Subjects will be consented, screened, and undergo a 7-day baseline assessment to measure pain scores and assess diary compliance. Subjects who meet inclusion criteria will undergo an in-clinic baseline evaluation, receive randomization assignment, and start their respective treatments.
Those randomized to the CMM plus Axon Therapy group will receive their first Axon Therapy treatment and then have a follow-up phone call after 24 hours to assess if the patient is a candidate for Axon Therapy, that is if the subject is neuropathic or nociceptive. Those that are not candidates for Axon Therapy will be monitored for 30 days for AEs and then they will exit the study as screen failures. Screen failures will not count against enrollment numbers.
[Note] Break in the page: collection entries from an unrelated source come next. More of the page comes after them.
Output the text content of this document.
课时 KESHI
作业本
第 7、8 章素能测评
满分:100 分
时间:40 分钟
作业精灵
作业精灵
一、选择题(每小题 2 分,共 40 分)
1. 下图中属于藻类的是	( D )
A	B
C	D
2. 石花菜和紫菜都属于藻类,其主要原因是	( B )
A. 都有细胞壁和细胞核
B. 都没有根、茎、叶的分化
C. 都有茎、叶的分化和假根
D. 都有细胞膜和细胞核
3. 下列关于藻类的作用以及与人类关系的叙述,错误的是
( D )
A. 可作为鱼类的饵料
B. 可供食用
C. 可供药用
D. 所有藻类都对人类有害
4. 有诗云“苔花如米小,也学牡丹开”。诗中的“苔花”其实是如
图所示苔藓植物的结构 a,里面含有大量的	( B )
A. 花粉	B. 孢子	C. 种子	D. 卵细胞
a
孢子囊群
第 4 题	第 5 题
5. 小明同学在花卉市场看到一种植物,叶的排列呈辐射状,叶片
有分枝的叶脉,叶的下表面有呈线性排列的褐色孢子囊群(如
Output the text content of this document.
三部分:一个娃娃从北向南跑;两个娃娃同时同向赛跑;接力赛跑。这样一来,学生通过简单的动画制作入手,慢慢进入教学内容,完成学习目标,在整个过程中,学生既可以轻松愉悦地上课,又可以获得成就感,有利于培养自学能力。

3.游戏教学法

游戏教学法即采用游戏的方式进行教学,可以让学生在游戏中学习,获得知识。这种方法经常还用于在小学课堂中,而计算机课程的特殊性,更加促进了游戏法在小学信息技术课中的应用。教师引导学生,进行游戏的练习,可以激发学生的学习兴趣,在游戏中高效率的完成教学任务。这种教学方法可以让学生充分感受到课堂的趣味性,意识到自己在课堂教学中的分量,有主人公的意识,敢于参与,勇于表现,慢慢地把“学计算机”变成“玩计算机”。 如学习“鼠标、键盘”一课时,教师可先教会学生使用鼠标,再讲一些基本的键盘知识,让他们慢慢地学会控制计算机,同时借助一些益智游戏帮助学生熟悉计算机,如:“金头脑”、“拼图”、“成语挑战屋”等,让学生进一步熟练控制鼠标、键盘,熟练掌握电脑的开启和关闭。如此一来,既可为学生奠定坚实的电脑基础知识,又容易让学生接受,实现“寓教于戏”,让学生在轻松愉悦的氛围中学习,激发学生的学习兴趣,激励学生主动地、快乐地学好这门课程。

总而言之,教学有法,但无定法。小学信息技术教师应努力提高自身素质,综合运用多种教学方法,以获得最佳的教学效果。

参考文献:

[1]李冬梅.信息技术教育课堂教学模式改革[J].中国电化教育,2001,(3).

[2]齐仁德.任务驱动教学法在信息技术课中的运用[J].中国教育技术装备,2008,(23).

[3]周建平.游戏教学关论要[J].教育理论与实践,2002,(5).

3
All subjects will return to the clinic for follow-up assessment at Day 30 (± 14 days), Day 90 (± 14 days), Day 180 (± 14 days) and Day 365 (± 30 days) and if in the CMM plus Axon Therapy group will return to the clinic for Axon Therapy treatments as follows:
Month 1: 6 treatments
Month 2: Bi-Weekly treatment
Months 3-12: Treatments every 2-4 weeks
Additional treatments to treat flare ups; defined as an episode of pain with a VAS >greater or equal to 6 following an increase in daily activities.
At day 90 (± 15 days), subjects will be allowed to crossover to the alternative treatment group. Subjects who crossover from CMM to CMM plus Axon Therapy will follow the CMM plus Axon Therapy regimen, remaining in the study for 15 months. These subjects will have follow-up visits at Day 120 (± 14 days), Day 180 (± 14 days) ,Day 270 (± 14 days), and Day 450 (± 30 days).
Subjects who crossover from CMM plus Axon Therapy to CMM will be monitored for 30 days for AEs and then they will exit the study. The reason for ending therapy will be recorded.
In addition to in-clinic assessments and treatments, all subjects will complete an electronic daily diary up to twice daily throughout the first 90 days and for crossover subjects they will complete 90 days of Axon treatment therapy and up to Day 180. They will receive weekly phone follow-up to assess pain intensity and occurrence of adverse events after treatment starts. Weekly phone follow-ups will only occur during weeks when the subject is not seen in the clinic.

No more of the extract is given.